As Jamie Stone said, there was when I was elected a similar situation in Fraserburgh. Until recently, Fraserburgh and Peterhead were the two busiest part-time ambulance stations in Scotland. I am delighted that after a long campaign—started by Alex Salmond and supported by local councillors—Fraserburgh became 24-hour station in December. Peterhead will be upgraded in the coming year. I look forward to visiting Fraserburgh station shortly.
There is absolutely no doubt about the commitment of staff in the Scottish Ambulance Service to doing a quality job. The throughput of work that the Fraserburgh service handles has doubled in 10 years and its staff must be given huge credit for handling that work load professionally and in an exemplary manner, even though Fraserburgh was a part-time station. While I have the minister's attention, I hope that she will tell me when Peterhead will become a 24-hour station. The commitment has been made, but the timetable has not yet been set.

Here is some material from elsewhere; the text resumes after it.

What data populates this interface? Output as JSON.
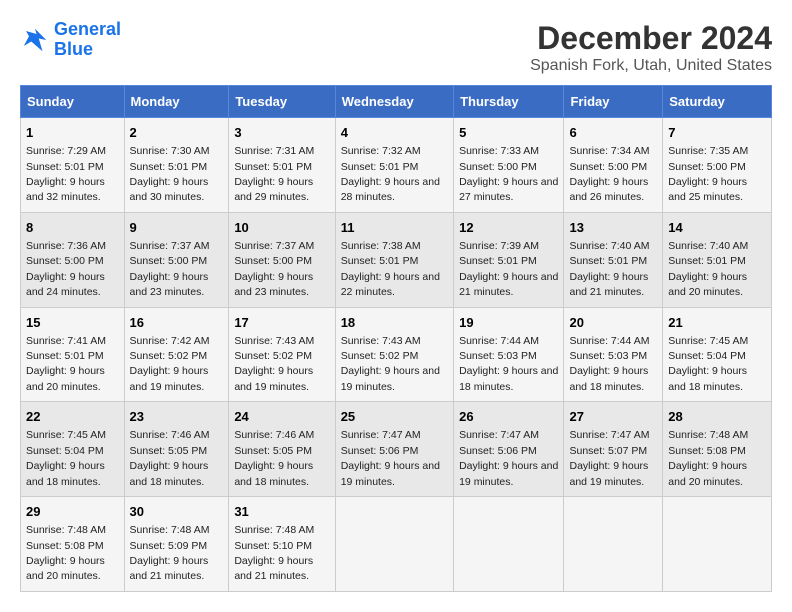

Jamie Stone made an important point about the remoteness of Wick and the distances involved for the ambulance staff who work there. I have to drive only 171 miles to get home tonight; I am afraid that I cannot beat Jamie Stone on that. I drive 40,000 miles a year, so we might trade numbers on the subject later.
Although Peterhead and Fraserburgh were undoubtedly the busiest part-time stations in Scotland, it is probably important that the metrics dealt with the number of calls. The minister might care to consider that if Wick does not necessarily get as far up the list as Fraserburgh and Peterhead, the quality of calls that are attended to there might give Jamie Stone the right to make a special pleading for the staff. The distances that are involved for Wick staff are quite ferocious; I am sure that Jamie Stone has many cases from his files to which he can refer.
We must consider public service and the health and safety of ambulance staff. It is vital that we do not place staff in the position of working an arduous shift, then being on standby to work, in effect, another shift in areas such as those that are served by Wick, only for them to have to go to work again the following day. That makes Jamie Stone's point particularly relevant and important.
We cannot allow such situations to continue, either for the staff or for the people who live in the areas that part-time ambulance stations serve. Accidents can happen at any time of the day or night. In the far north, the nights in winter are especially long.
I wish Jamie Stone well in his campaign on behalf of his constituents in the far north. I take great pleasure in looking out over the 65 miles to Wick across the Moray firth. I hope that he has as much success with his campaign in Wick as I have been able to achieve in Fraserburgh. Well done, Jamie.